How to create linearly spaced values with NumPy

Evenly spaced coordinates keep plots, interpolation points, and simulation inputs tied to a fixed sample count. NumPy np.linspace() creates those values from interval endpoints, so the result can include the right boundary without calculating the step by hand.

Unlike np.arange(), which advances by a step size, np.linspace() starts from the number of samples to return. The default output is floating point, and retstep=True exposes the spacing NumPy used for the interval.

Choose endpoint=False for half-open intervals such as periodic bins where the stop value would duplicate the next cycle. Checking the size, spacing, and adjacent differences before reusing the array catches off-by-one mistakes while the sample grid is still small.

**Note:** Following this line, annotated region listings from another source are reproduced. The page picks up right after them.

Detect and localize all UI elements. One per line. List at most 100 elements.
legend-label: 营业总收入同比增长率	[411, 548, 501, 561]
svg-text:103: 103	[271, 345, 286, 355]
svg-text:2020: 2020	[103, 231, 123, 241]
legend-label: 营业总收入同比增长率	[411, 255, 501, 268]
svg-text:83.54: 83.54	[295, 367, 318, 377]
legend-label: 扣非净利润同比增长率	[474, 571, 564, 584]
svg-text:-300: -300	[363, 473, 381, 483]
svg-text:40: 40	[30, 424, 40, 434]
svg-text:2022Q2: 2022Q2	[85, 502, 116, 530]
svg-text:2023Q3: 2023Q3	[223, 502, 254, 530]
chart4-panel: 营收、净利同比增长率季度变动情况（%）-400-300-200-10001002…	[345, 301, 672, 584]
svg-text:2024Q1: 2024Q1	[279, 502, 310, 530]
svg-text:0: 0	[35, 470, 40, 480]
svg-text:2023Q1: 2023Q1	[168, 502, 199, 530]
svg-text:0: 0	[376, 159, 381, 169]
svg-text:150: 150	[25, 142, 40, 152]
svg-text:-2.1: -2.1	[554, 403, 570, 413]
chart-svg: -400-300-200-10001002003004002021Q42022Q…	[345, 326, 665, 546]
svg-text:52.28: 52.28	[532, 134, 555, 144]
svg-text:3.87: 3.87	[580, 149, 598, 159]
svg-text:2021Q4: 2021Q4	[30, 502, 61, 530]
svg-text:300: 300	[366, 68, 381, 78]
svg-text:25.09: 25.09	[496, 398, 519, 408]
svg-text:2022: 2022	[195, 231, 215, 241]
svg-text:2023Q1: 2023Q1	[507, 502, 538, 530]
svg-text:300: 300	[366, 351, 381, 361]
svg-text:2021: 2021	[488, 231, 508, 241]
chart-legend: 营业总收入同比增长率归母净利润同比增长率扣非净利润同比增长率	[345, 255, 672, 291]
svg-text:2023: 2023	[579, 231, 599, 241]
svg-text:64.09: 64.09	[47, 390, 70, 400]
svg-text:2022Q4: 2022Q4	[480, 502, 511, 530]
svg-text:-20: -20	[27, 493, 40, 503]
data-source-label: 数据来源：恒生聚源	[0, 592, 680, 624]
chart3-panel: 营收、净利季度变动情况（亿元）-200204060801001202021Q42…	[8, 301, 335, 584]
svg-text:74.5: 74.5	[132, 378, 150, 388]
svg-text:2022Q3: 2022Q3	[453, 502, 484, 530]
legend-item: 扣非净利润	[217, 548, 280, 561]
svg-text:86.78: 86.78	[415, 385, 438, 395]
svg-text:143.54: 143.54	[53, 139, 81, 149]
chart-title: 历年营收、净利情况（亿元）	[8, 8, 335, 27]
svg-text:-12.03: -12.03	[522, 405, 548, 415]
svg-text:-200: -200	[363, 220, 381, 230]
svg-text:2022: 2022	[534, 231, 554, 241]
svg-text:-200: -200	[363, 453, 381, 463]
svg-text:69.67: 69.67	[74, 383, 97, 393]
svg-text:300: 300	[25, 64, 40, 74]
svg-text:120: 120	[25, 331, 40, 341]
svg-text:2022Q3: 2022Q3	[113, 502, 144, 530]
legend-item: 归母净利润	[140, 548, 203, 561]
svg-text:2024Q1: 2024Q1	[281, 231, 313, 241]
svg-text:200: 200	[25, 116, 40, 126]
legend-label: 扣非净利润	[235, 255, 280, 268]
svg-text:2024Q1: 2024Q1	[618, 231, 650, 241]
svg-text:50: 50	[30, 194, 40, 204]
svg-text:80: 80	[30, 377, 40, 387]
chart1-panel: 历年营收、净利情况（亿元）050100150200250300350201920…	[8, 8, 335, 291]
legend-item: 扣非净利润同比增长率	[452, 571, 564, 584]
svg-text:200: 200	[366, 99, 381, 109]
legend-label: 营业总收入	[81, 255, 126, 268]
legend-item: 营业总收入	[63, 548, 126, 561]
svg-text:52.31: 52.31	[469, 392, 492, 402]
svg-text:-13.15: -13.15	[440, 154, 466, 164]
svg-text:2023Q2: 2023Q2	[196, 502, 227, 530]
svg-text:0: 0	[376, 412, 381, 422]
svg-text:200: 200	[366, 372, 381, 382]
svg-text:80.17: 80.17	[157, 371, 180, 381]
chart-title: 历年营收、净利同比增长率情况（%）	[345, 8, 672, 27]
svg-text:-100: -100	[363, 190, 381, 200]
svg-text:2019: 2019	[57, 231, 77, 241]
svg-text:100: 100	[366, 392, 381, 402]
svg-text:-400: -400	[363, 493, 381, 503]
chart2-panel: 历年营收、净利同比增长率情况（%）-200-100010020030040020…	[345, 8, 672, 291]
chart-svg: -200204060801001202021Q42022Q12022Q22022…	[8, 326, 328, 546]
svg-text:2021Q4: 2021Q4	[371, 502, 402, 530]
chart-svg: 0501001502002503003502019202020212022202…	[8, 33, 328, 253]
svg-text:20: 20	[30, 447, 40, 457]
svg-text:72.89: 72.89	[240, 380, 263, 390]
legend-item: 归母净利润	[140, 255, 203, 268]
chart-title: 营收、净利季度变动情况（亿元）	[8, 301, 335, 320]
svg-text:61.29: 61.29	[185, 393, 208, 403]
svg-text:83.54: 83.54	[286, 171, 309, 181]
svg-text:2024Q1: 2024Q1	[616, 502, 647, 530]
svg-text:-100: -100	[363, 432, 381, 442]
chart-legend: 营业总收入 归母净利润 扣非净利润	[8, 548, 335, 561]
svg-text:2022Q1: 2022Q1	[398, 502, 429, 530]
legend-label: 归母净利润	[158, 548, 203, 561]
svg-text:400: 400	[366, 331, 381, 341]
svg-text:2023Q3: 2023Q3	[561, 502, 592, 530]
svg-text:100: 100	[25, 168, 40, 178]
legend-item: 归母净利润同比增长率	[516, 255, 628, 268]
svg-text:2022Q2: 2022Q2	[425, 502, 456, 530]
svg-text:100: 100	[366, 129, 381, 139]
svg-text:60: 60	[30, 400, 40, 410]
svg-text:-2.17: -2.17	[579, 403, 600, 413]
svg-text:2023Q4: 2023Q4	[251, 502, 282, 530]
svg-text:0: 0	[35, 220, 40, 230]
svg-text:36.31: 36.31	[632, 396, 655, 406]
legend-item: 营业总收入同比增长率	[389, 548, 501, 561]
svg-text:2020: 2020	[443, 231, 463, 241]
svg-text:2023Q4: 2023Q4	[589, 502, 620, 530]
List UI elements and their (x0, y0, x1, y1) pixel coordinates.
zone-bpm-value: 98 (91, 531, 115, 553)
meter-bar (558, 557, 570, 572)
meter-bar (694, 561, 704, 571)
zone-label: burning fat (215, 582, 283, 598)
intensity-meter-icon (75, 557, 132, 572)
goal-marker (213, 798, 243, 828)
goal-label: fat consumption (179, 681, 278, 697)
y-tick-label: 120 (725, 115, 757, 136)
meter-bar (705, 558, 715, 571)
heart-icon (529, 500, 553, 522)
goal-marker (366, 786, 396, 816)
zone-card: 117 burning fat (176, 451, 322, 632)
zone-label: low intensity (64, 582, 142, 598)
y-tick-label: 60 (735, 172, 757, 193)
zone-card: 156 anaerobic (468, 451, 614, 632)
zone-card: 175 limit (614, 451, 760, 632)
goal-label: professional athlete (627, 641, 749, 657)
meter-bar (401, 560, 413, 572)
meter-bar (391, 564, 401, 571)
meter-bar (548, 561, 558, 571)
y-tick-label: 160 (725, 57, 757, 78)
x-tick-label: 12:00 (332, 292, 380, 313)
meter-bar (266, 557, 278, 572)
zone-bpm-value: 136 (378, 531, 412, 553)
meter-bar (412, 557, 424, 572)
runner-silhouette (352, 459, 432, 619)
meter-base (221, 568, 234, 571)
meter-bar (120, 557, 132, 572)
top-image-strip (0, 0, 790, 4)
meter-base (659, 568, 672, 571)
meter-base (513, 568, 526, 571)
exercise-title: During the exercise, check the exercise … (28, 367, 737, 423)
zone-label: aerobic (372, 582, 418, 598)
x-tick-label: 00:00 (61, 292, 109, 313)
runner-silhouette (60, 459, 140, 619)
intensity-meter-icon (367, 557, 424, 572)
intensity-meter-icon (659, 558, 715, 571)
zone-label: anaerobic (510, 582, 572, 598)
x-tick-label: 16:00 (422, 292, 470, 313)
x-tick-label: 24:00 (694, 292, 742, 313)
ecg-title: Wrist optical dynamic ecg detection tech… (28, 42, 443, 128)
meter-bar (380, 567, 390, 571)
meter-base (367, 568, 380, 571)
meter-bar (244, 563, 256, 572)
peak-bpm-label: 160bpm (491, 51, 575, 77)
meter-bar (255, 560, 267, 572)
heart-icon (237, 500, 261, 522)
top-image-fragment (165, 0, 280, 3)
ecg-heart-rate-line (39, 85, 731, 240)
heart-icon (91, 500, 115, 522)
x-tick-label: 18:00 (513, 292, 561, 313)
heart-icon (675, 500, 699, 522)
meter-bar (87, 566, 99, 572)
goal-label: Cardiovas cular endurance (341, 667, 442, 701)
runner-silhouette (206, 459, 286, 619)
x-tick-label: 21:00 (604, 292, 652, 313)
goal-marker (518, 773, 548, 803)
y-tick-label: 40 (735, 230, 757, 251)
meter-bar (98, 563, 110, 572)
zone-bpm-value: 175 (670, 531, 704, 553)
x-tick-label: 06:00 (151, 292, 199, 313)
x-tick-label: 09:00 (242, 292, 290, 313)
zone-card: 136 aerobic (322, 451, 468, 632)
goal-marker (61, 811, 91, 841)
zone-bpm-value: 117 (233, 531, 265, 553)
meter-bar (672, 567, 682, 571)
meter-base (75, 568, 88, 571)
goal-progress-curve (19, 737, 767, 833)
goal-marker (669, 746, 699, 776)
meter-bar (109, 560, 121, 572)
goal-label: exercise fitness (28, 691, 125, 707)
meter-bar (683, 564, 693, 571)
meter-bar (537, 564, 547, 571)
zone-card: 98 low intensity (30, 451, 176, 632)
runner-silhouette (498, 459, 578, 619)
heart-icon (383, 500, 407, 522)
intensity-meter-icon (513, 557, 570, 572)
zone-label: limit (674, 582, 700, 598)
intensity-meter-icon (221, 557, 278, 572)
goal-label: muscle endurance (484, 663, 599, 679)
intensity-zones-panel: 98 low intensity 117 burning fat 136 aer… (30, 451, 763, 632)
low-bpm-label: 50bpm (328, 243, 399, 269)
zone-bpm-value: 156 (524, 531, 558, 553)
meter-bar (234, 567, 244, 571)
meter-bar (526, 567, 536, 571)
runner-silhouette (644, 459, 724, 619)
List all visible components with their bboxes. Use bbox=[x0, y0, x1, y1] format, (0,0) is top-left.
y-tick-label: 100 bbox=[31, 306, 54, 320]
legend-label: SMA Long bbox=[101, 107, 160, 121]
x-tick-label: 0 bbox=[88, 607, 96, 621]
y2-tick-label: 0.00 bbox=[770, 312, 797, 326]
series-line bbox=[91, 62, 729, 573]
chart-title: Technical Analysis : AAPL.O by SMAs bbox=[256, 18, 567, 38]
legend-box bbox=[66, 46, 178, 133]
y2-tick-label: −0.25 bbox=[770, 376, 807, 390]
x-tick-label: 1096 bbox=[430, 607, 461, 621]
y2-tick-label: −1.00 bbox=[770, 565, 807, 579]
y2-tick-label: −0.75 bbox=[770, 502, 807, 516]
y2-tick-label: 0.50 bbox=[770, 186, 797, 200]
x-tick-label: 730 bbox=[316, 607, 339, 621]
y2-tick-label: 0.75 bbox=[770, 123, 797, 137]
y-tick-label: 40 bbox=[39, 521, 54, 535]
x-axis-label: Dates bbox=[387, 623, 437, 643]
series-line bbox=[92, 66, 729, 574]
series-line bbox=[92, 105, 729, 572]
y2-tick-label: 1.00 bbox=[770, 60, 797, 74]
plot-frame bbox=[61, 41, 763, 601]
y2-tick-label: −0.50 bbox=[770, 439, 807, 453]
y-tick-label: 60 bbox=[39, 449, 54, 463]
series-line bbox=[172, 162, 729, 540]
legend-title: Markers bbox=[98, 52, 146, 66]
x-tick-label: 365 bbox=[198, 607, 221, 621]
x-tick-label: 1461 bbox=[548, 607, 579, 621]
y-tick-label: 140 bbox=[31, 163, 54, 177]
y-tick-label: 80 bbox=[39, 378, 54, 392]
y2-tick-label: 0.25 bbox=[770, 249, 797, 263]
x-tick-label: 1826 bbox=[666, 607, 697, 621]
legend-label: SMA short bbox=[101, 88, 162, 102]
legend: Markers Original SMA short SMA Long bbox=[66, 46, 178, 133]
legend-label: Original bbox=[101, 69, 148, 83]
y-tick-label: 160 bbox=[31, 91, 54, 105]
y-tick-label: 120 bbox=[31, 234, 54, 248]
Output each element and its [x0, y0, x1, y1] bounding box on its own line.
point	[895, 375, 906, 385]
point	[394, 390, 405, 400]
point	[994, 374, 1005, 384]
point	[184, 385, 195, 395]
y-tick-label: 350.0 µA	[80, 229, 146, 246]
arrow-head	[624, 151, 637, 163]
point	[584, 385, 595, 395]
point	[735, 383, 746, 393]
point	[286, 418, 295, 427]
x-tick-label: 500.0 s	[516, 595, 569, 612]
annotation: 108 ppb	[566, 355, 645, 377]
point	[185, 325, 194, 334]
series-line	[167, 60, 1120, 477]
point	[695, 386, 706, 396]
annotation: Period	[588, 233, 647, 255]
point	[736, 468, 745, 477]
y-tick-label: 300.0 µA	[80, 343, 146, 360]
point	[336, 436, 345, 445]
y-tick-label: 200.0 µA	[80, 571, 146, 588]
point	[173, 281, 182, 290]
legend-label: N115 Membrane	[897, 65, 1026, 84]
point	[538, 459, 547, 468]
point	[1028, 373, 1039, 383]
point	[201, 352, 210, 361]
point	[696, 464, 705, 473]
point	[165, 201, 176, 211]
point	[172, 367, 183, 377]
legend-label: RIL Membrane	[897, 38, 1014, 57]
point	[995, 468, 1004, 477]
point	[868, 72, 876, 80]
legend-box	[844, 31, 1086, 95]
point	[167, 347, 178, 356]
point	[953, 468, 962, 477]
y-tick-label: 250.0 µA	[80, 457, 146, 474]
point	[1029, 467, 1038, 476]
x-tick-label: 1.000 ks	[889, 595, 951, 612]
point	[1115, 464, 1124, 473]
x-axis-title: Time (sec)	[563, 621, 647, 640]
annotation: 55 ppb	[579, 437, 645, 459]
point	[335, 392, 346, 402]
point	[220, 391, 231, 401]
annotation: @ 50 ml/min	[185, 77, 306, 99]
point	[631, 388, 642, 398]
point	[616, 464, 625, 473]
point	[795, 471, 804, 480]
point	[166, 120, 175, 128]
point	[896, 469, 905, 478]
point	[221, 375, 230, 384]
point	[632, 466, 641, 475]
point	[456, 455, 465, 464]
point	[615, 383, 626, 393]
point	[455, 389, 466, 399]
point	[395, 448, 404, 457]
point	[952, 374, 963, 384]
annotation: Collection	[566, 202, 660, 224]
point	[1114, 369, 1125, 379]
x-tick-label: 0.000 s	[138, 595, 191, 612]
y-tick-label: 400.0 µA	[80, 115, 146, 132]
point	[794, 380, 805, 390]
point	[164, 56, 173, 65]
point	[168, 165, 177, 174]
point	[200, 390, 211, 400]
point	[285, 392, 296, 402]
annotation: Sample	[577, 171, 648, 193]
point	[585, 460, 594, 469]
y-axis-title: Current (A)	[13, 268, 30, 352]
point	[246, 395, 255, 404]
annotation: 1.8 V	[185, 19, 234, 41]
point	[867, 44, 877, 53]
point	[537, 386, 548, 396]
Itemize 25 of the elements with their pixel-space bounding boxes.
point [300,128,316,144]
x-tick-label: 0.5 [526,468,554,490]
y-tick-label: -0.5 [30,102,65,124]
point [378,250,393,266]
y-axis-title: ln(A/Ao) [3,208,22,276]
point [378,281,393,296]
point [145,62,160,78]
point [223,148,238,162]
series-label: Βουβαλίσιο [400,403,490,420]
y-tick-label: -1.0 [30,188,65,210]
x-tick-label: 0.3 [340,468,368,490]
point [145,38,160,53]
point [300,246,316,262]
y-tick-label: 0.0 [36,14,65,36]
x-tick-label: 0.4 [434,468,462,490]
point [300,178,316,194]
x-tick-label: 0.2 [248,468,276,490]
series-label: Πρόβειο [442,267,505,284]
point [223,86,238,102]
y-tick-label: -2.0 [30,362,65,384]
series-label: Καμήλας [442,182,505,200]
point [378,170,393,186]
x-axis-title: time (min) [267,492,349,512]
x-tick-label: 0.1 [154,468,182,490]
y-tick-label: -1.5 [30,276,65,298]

Steps to create linearly spaced values with NumPy:

  1. Create a Python script that builds a closed interval, a half-open interval, and a calculation that uses the generated samples.
    linear-spacing-create.py
    import numpy as np
     
    samples, spacing = np.linspace(-1.0, 1.0, num=5, retstep=True)
    half_open = np.linspace(-1.0, 1.0, num=5, endpoint=False)
    curve = samples**2
     
    print("samples:", samples)
    print("count:", samples.size)
    print("spacing:", spacing)
    print("dtype:", samples.dtype)
    print("diffs:", np.diff(samples))
    print("half-open:", half_open)
    print("curve:", curve)

    retstep=True returns the generated array and the spacing between adjacent samples.

  2. Run the script.
    $ python linear-spacing-create.py
    samples: [-1.  -0.5  0.   0.5  1. ]
    count: 5
    spacing: 0.5
    dtype: float64
    diffs: [0.5 0.5 0.5 0.5]
    half-open: [-1.  -0.6 -0.2  0.2  0.6]
    curve: [1.   0.25 0.   0.25 1.  ]
  3. Check the closed interval output.

    The samples row has five values, reaches both -1.0 and 1.0, and the diffs row confirms the same 0.5 spacing between adjacent values.

  4. Compare the half-open interval output before using endpoint=False.

    The half-open row still has five values, but 1.0 is excluded and the spacing changes to 0.4 across the half-open interval.

  5. Keep the default floating dtype unless integer rounding is intended.

    Supplying an integer dtype rounds generated values. Keep a floating array for plotting, interpolation, and simulations that need fractional coordinates.

  6. Verify that the generated samples feed the next calculation.

    The curve row is samples**2 calculated from the same linearly spaced coordinates.